Bis zur Schließung der Barmer Niedersachsenkaserne hatte das im Jahre 1898 von Adolf Heise erworbene Gut der Bundeswehr als Standortverwaltung gedient. Dass der inzwischen verstorbene Anwalt Jürgen Rieger aus dem Heisenhof ursprünglich einmal ein rechtsextremes Schulungszentrum machen wollte, ist dem neuen Eigentümer natürlich nicht verborgen geblieben. „Politisch motivierte Abrisspläne kann ich nachvollziehen“, sagte Droop Anfang Dezember im Gespräch mit dieser Zeitung. Mit dem Eigentümerwechsel hat der Landkreis Verden die bestehende Abrissverfügung automatisch auf den neuen Besitzer übertragen. Die Abrisskosten, die bereits vor Monaten von einem Ingenieur ermittelt werden sollten, bewegen sich groben Schätzungen zufolge bei rund 300 000 Euro.
Abrissverfügung besteht weiterhin
Droop setzt nun darauf, in Abstimmung mit dem Landkreis Verden und der für die Bauleitplanung zuständigen Gemeinde Dörverden ein neues Nutzungskonzept für Gut Ramdohr zu entwickeln. Vor der Versteigerung in Rostock war Folgendes im Exposé zu lesen: „Der Landkreis hat gegenüber dem Auktionshaus telefonisch mitgeteilt, dass im Zuge einer neuen Bauleitplanung die Abrissverfügung zurückgenommen werden könnte und somit wohl auch eine entsprechende Umnutzung zulässig wäre".

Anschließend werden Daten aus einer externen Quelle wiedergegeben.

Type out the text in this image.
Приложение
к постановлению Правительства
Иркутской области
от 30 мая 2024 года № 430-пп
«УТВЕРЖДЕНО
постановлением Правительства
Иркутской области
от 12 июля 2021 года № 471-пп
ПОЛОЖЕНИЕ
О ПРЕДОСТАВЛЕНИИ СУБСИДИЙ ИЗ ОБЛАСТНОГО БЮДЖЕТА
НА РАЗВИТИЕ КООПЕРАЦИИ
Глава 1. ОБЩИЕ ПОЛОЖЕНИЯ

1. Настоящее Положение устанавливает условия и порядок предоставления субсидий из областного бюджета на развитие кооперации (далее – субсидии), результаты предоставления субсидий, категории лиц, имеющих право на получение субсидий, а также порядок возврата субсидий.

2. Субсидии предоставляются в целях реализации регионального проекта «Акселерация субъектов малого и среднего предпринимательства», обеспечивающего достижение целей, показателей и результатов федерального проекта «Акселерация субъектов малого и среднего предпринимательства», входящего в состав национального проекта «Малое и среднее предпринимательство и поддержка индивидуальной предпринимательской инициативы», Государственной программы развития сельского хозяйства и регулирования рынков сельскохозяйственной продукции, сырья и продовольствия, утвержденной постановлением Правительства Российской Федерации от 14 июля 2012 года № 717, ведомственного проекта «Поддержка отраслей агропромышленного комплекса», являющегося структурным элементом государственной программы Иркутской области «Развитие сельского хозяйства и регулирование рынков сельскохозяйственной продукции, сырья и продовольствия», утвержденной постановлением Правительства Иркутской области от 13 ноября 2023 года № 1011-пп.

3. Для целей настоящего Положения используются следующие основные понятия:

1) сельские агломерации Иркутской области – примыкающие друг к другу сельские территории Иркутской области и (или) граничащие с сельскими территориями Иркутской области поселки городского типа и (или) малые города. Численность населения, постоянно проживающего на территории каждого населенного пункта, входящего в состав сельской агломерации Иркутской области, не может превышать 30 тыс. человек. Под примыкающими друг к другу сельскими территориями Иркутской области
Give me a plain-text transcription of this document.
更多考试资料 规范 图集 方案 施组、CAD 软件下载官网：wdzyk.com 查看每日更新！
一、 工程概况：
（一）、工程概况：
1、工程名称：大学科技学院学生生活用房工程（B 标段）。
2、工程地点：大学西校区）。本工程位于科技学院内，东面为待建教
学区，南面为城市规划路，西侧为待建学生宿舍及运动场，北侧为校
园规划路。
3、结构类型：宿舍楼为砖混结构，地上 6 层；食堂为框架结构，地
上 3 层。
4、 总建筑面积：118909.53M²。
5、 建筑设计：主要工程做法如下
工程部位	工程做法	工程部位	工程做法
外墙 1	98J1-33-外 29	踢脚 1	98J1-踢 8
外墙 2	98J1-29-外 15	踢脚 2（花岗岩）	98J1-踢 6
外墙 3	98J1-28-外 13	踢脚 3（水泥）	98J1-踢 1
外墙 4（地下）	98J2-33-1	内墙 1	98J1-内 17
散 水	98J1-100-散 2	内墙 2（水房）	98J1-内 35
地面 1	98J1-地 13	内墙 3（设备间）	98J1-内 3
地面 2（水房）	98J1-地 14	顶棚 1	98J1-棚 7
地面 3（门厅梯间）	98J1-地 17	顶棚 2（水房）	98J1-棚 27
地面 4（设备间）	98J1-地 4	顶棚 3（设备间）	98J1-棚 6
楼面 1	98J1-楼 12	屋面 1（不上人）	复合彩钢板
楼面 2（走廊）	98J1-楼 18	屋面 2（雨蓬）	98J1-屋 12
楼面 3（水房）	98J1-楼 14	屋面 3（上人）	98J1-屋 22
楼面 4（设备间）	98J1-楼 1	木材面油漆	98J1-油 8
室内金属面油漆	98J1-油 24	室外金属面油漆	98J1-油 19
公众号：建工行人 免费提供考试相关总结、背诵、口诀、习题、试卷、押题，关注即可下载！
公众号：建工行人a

Mit der Aufgabe der Nutzung durch die Bundeswehr ist für den Heisenhof nämlich auch die Baugenehmigung erloschen. Weil dafür keine Baugenehmigung mehr besteht, existieren die Gebäude rechtlich gesehen nicht mehr. Lediglich eine sogenannte privilegierte Nutzung – sei es nun eine Landwirtschaft im Vollerwerb oder eben eine Forstwirtschaft – ist für das weiträumige Areal im Außenbereich möglich. Wird das Gelände allerdings nicht privilegiert genutzt, müsste die Gemeinde Dörverden dafür einen Bebauungsplan aufstellen.
Voraussichtlich noch bis zum Ende der Woche sitzt der angehende Gärtnermeister Richard Seer hinter dem Steuer seines Minibaggers und bahnt sich einen Weg durch das Dickicht. Wie viele Kubikmeter Erde bei den Aufräumarbeiten bereits angefallen sind, vermag er nicht abzuschätzen. Baumstamm über Baumstamm türmt sich inzwischen vor den Gebäuden.
Nachdem er in Drübber Kahlschlag gemacht hat, geht es für den Mann mit dem grünen Daumen wieder nach Hahnstätten. Dort will Droop, Geschäftsführer einer Projektentwicklungsgesellschaft auf privater Investoren-Initiative, einen parkähnlichen Garten samt Seebühne anlegen. Ob eines Tages auch Besuchergruppen über das Außengelände des Heisenhofes schwirren, bleibt abzuwarten. Jedenfalls lichtet sich der Dschungel, der die Gebäude bislang umgeben hat, von Tag zu Tag mehr.